Mild food poisoning is not dangerous at all and can be cured on its own. We need to be sure to maintain the hygiene levels to avoid the food poisoning to reoccur. As the symptoms start to appear within the first 12 hours we must trace back the root cause of the food poisoning and try not to repeat it.
Food Poisoning Medicine – Treatment
The main objective is to ensure we consume enough liquids to that our body does not become dehydrated. Patients should opt for Oral Rehydration Solutions which help improve the minerals in the body. This is achieved by consuming clear liquids and drinks rich in sodium and glucose. It has been reported that with the use of ORS the mortality rate due to cholera which was 50% drops to 1%. It has been advised to consume for other diarrheal diseases where the body is losing fluids. The ORS itself is high in glucose, sodium and water across the gut epithelium which does not impact cholera. Hence World Health Organization recommend a solution 3.5g of sodium chloride, 2.5g of sodium bicarbonate, 1.5g of potassium chloride and 20g glucose in a liter of water.

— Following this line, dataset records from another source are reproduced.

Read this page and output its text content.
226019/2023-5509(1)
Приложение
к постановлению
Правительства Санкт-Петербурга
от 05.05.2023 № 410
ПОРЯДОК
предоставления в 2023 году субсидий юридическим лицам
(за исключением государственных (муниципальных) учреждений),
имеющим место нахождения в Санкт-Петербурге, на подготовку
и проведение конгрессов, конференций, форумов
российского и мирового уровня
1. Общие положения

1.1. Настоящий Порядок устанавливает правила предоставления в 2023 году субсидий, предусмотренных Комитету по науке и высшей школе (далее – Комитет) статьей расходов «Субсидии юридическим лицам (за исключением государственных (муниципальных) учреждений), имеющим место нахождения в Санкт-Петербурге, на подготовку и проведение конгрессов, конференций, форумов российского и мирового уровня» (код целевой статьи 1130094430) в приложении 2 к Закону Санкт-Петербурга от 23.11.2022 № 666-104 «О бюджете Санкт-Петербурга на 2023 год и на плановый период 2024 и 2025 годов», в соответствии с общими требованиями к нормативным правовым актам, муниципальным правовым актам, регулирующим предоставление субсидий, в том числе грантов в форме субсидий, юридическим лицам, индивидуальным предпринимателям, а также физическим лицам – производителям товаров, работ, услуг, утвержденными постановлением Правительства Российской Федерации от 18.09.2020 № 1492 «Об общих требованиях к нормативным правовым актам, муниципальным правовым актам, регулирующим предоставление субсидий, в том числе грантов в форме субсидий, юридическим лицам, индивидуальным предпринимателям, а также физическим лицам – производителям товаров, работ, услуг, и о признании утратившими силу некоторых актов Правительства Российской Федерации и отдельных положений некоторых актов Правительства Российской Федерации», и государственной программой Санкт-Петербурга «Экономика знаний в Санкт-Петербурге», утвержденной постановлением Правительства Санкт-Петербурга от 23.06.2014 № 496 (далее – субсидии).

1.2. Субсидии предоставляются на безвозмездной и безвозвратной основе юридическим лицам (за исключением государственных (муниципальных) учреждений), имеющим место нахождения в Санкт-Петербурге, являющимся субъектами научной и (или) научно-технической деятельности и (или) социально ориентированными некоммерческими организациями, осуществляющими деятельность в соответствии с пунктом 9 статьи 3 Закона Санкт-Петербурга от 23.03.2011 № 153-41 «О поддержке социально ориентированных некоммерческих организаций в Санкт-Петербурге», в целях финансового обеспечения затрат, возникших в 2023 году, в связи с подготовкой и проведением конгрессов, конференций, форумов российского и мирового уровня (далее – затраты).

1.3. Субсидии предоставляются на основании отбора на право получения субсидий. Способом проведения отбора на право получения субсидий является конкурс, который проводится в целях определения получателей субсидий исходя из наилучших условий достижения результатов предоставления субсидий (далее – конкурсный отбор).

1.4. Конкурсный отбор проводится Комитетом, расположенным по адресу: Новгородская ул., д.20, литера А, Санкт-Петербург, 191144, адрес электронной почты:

Food Poisoning Medicine : Absorbents
Absorbents can control the timing of defecation. Which does not mean there will be a loss of fluids or increase the duration of the illness.
A gap or around 1-2 hours should be maintained between the intake of medicines and absorbents. Antisecretory agents can also be useful and a dose every 30 minutes of 30mL proves to be extremely beneficial. But should not exceed 8-10 doses. Antiperistaltics should be avoided with patients who have fever, bloody diarrhea, and systemic toxicity. As a results show no improvements and rather deteriorates. Diphenoxylate is available in tablet and liquid form. The dosage for adults is recommended to be 2 tablets approximately 4 times a day which is 20mG per day.
Loperamide is another absorbent which is used as is considered an over the counter food poisoning medicine. It is available in liquid and capsule. This medicine helps improve the intestinal absorption of certain electrolytes and water and decreases secretion and intestinal motility. The dose can range from 4mG which is recommended initially and can be reduced to 2 mG after frequent diarrhea stool; however it should not exceed 16 mG within 24 hours. This food poisoning medicine can be recommended by the doctor for treat the diarrhea or food poisoning related symptoms however if after 3 days of using the medicines there is no change, patient should consult the doctor again.